For today’s Tuesday Top 10 (hosted by The Broke and the Bookish), participants have been asked to list their favorite character-driven novels. Since character-driven novels are pretty much all I ever read, I could just point you to any of my year-end favorite posts and say, “Have at it,” but what fun would that be? It’s difficult for me to only pick ten, but I’ll give it a shot:
Benediction, Kent Haruf. All of Haruf’s works are character driven, and while my favorite of his is probably Plainsong, this particular novel really wrenched my heart.
Texasville, Larry McMurtry. This novel (part two of the Thalia Trilogy) revisits some of the cast of The Last Picture Show, 33 years later. Set during the 1980s Texas oil bust, it’s both funny and melancholy.
In the Woods, Tana French. I could have picked any of French’s books, but I decided to pick her first one because it was the first one I read and it was also the first time I felt like everything I love about literary fiction had been married to everything that’s great about suspense.
Straight Man, Richard Russo. Again, I could have picked any of Russo’s books, but this is one of my favorite books of all time. If you like books about father-son relationships or dry-witted academics (among other things), then pick it up ASAP.
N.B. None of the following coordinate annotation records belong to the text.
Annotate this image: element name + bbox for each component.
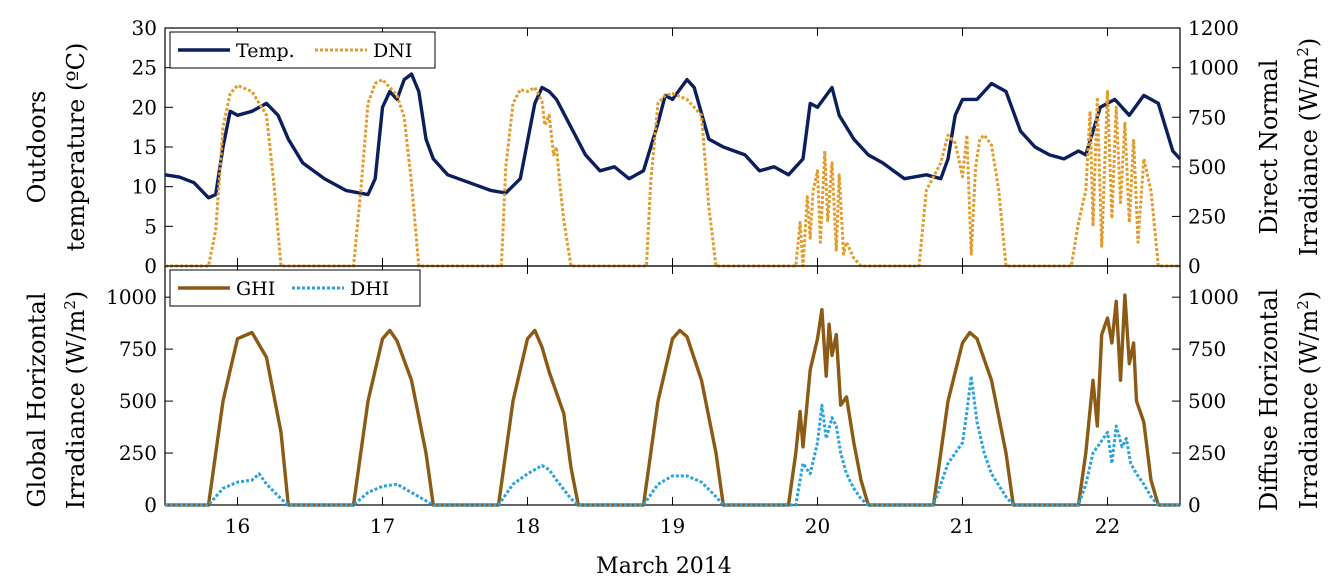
top-right-axis-title-main: Irradiance (W/m — [1295, 56, 1323, 256]
bottom-right-tick-label: 500 — [1188, 389, 1226, 413]
bottom-left-tick-label: 1000 — [106, 285, 157, 309]
bottom-series-ghi-line — [165, 293, 1180, 507]
bottom-legend-label-dhi: DHI — [350, 278, 389, 300]
bottom-left-axis-title-main: Irradiance (W/m — [62, 309, 90, 509]
top-right-tick-label: 750 — [1188, 105, 1226, 129]
top-left-tick-label: 0 — [144, 254, 157, 278]
bottom-left-axis-title-line2: Irradiance (W/m2) — [61, 291, 90, 510]
x-tick-label: 22 — [1095, 514, 1120, 538]
bottom-left-tick-label: 750 — [119, 337, 157, 361]
top-right-axis-title-line1: Direct Normal — [1255, 60, 1283, 235]
x-tick-label: 20 — [805, 514, 830, 538]
bottom-right-tick-label: 750 — [1188, 337, 1226, 361]
top-legend-label-temp: Temp. — [236, 40, 295, 62]
top-panel: 0 5 10 15 20 25 30 0 250 500 750 1000 1200 Temp. DNI — [132, 16, 1239, 278]
top-right-tick-label: 1000 — [1188, 56, 1239, 80]
top-right-tick-label: 0 — [1188, 254, 1201, 278]
top-right-axis-title-sup: 2 — [1294, 47, 1312, 57]
bottom-left-tick-label: 250 — [119, 441, 157, 465]
bottom-right-tick-label: 250 — [1188, 441, 1226, 465]
bottom-left-axis-title-line1: Global Horizontal — [23, 293, 51, 508]
bottom-left-axis-title-sup: 2 — [61, 300, 79, 310]
top-right-tick-label: 500 — [1188, 155, 1226, 179]
top-right-axis-title-close: ) — [1295, 38, 1323, 47]
bottom-right-axis-title-close: ) — [1295, 291, 1323, 300]
bottom-left-tick-label: 0 — [144, 493, 157, 517]
bottom-right-tick-label: 0 — [1188, 493, 1201, 517]
x-tick-label: 21 — [950, 514, 975, 538]
top-left-tick-label: 25 — [132, 56, 157, 80]
bottom-right-axis-title-line2: Irradiance (W/m2) — [1294, 291, 1323, 510]
x-tick-label: 17 — [370, 514, 395, 538]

Lamb, Bonnie Nadzam. This one is not for the faint of heart, but Nadzam does such an amazing job showing what’s going on inside the head of David Lamb that it’s both frightening and mesmerizing.
Canada, Richard Ford. When Dell Parson’s parents are arrested for robbing a bank, he is estranged from his twin sister and exiled to Canada, where he works for a man with a dark secret. I read this on a whim and loved every second of it.
The Sisters Brothers, Patrick deWitt. The Sisters brothers are assassins sent to kill a man who has invented a way to discover and steal gold from their boss. It’s a love story about two brothers, it’s a Western, and it’s darkly and awesomely funny.
You Are One of Them, Elliott Holt. What if your best friend disappeared? What if you had defined yourself around that disappearance, and then you learned it might not be true? This is an unusual coming-of-age story that I thoroughly intend to read again.
Olive Kitteridge, Elizabeth Strout. this is more a novel in stories, all which center around the central character of Olive Kitteridge, who lives in Crosby, Maine. Her story is told mostly through the eyes of the relatives and townspeople who know her.
The Dart League King, Keith Lee Morris. I’m big on stories about sad-sacks with big dreams. Russell Harmon is getting ready for his dart league to play its final championship game of the season, and he’s banking on more than a trophy if he wins. This book has so much more than meets the eye, and I wish I could get it into the hands of more people.